Une présidente manipulée, des décisions malheureuses…
février 16, 2026

Un projet cohérent bloqué par deux membres du Collège communal
Le dossier de l’implantation du service des travaux de la Ville de Genappe connaît un nouveau rebondissement difficile à comprendre. Alors qu’un projet d’installation à l’Allée du Cavalier avait été préparé et validé par le Collège communal, deux de ses membres, également siégeant au CPAS, ont décidé de bloquer l’opération lors du dernier conseil d'action sociale de l’institution.
Un projet réfléchi, équilibré et d’intérêt public
La Ville avait proposé un double échange de terrains entre la commune, le CPAS et un exploitant agricole afin de permettre l’implantation du service travaux à l’Allée du Cavalier. Cette solution, reconnue d’utilité publique, présentait plusieurs avantages :
- elle ne nuisait à aucun riverain (aucune habitation directe à proximité) ;
- elle évitait toute procédure d’expropriation et permet de faciliter la réalisation du plan d’alignement déjà prévu à l’Allée du cavalier, pour élargir la voirie ;
- elle bénéficiait de l’accord de l’agriculteur ;
- elle assurait au CPAS une opération neutre, sans perte de revenus de fermage ;
- elle permettait enfin de regrouper le matériel et les équipes communales sur un site fonctionnel et adapté.

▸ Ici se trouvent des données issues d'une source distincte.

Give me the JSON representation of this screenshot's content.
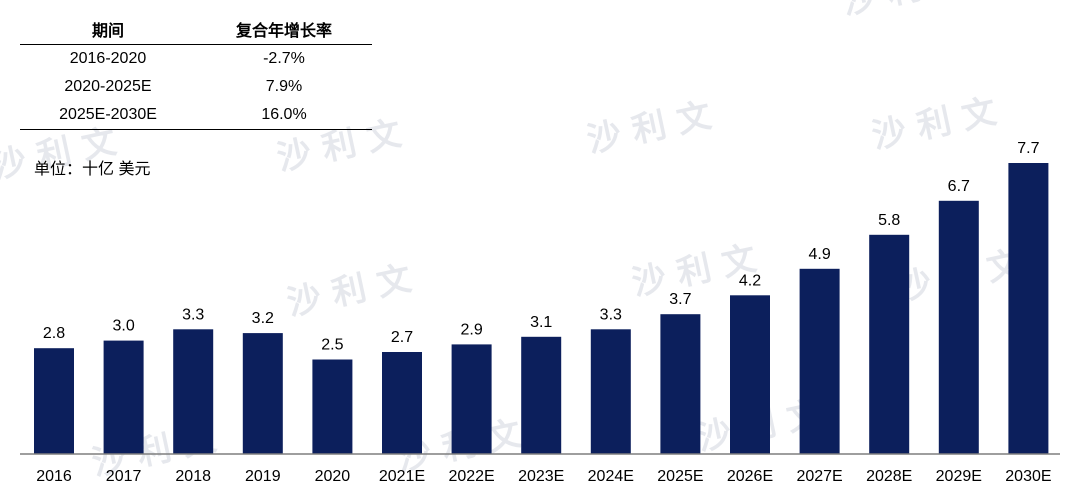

Ce projet avait été soutenu par le Collège communal lui-même, y compris par les deux mandataires aujourd’hui à l’origine du refus (voir courrier de la ville) : Mme Bury, Bourgmestre faisant fonction, et Mme Hayois, Présidente du CPAS.
Une décision incompréhensible et coûteuse
En refusant cet échange, le CPAS (voir délibération) met la Ville dans une situation financièrement et opérationnellement délicate. La commune est déjà contrainte de multiplier les locations temporaires — entrepôts, containers, hangars — pour assurer la continuité du service travaux, pour un coût dépassant désormais 150 000 euros.
Chaque mois d’indécision représente une dépense supplémentaire sans solution durable à la clé. Cette contradiction entre la position du Collège et celle défendue par ses propres membres au CPAS fragilise la cohérence de l’action publique et retarde une décision attendue depuis plusieurs années.
Appel à la cohérence et à la concertation
Les élus Be Genappe, par la voix de Vincent Girboux, demandent aujourd’hui au Collège communal de reprendre la main sur ce dossier, de clarifier sa position officielle et d’organiser en urgence une réunion de concertation entre la Ville et le CPAS. L’objectif doit rester celui de trouver une solution stable, rationnelle et économiquement soutenable pour l’implantation du service des travaux, dans l’intérêt des citoyens et du personnel communal.